RD-CODOX-M/IVAC yielded a low CNS failure rate (3·4%), comparable with the original Magrath regimen (11·4%) and the modified-Magrath protocols (6–11%) (Magrath et al, 1996; Mead et al, 2008, 2002), with the number of IT prophylactic administrations reduced from 8 to 4. The dual results of a less intensive but equally effective IT program may be related to the favourable pharmacokinetics of liposomal cytarabine over standard cytarabine and MTX. Liposomal cytarabine maintains cytotoxic concentrations in CSF for up to 14 d following a single IT injection (Bleyer, 1999; Glantz et al, 1999; Kim et al, 1993), compared with 24–48 h for standard cytarabine and MTX (Shapiro et al, 1975; Zimm et al, 1984).

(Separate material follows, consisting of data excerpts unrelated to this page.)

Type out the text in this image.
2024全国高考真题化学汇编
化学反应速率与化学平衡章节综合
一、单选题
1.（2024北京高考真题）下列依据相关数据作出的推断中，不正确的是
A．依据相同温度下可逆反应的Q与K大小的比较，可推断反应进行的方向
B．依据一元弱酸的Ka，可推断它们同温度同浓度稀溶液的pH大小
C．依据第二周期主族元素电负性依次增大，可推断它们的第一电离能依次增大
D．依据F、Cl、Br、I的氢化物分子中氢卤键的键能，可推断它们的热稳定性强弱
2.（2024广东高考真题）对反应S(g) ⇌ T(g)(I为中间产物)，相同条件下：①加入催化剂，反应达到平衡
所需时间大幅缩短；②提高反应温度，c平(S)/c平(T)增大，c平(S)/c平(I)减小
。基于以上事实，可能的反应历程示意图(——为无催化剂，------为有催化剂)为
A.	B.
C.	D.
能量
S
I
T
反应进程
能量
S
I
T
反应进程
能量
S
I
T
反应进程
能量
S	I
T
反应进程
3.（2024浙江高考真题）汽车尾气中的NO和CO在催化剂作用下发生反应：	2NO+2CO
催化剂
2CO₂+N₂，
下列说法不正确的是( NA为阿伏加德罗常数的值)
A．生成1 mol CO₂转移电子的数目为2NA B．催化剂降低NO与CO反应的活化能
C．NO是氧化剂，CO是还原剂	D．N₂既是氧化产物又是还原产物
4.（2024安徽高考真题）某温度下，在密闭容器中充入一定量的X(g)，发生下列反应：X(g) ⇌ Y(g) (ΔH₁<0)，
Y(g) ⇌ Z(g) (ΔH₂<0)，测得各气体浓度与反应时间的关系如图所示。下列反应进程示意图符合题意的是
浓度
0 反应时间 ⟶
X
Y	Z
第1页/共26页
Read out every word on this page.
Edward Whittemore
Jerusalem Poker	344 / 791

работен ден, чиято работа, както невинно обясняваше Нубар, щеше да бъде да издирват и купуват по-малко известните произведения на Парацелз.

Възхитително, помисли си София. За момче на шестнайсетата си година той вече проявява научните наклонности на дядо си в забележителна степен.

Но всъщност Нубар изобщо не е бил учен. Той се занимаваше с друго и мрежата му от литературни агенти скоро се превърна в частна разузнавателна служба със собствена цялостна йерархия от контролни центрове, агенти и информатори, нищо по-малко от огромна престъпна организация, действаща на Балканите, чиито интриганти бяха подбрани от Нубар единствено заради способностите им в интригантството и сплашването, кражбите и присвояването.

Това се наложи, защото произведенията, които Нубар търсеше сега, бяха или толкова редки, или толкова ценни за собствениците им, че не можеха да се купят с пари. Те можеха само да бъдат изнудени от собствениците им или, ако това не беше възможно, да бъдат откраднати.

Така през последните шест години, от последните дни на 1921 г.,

This may allow improved exposure of lymphoma cells, which have a very slow growth rate in CSF, to the cell-cycle S-phase-specific agent cytarabine gradually released from liposome particles (Kim et al, 1993). Furthermore, liposomal cytarabine distributes more homogeneously than standard MTX and cytarabine within the subarachnoid space, particularly in the cerebral ventricles, where tumour cells often accumulate (Chamberlain & Kormanik, 1996; Kim et al, 1993; Muldoon et al, 2007; Shapiro et al, 1975). Co-administering IT liposomal cytarabine with systemic high-dose cytarabine has been associated with significant neurotoxicity (encephalopathy, cauda equina syndrome, seizure and pseudotumour cerebri) in the Hyper-CVAD regimen (Jabbour et al, 2007). However, no severe neurotoxicity occurred in the present study, possibly because of (i) a reduced pre-exposure of CNS tissues to cytarabine deriving from high-dose systemic treatment (2 g/m2 vs. 3·0 g/m2 of Hyper-CVAD, (ii) a longer time interval between delivery of systemic high-dose cytarabine and IT application of liposomal cytarabine, and (iii) intralumbar and systemic administration of dexamethasone. Liposomal cytarabine-associated adverse neurological events were mild-to-moderate and interestingly affected the same group of 13 patients while all others were completely free from any toxicity. Similar results have been reported in a recent study of HIV-seropositive patients (Spina et al, 2010). It is, therefore, conceivable that neurotoxicity to liposomal cytarabine may occur in an especially predisposed subset of patients.
In conclusion, the RD-CODOX-M/IVAC strategy may represent an effective and tolerable treatment for both BL and BL/DLBCL and, within the limits of a retrospective comparison, improve Magrath protocols in adults. Further progress is needed for elderly patients, whose outcome still remains unsatisfactory despite safe and adequate treatment/dose delivery.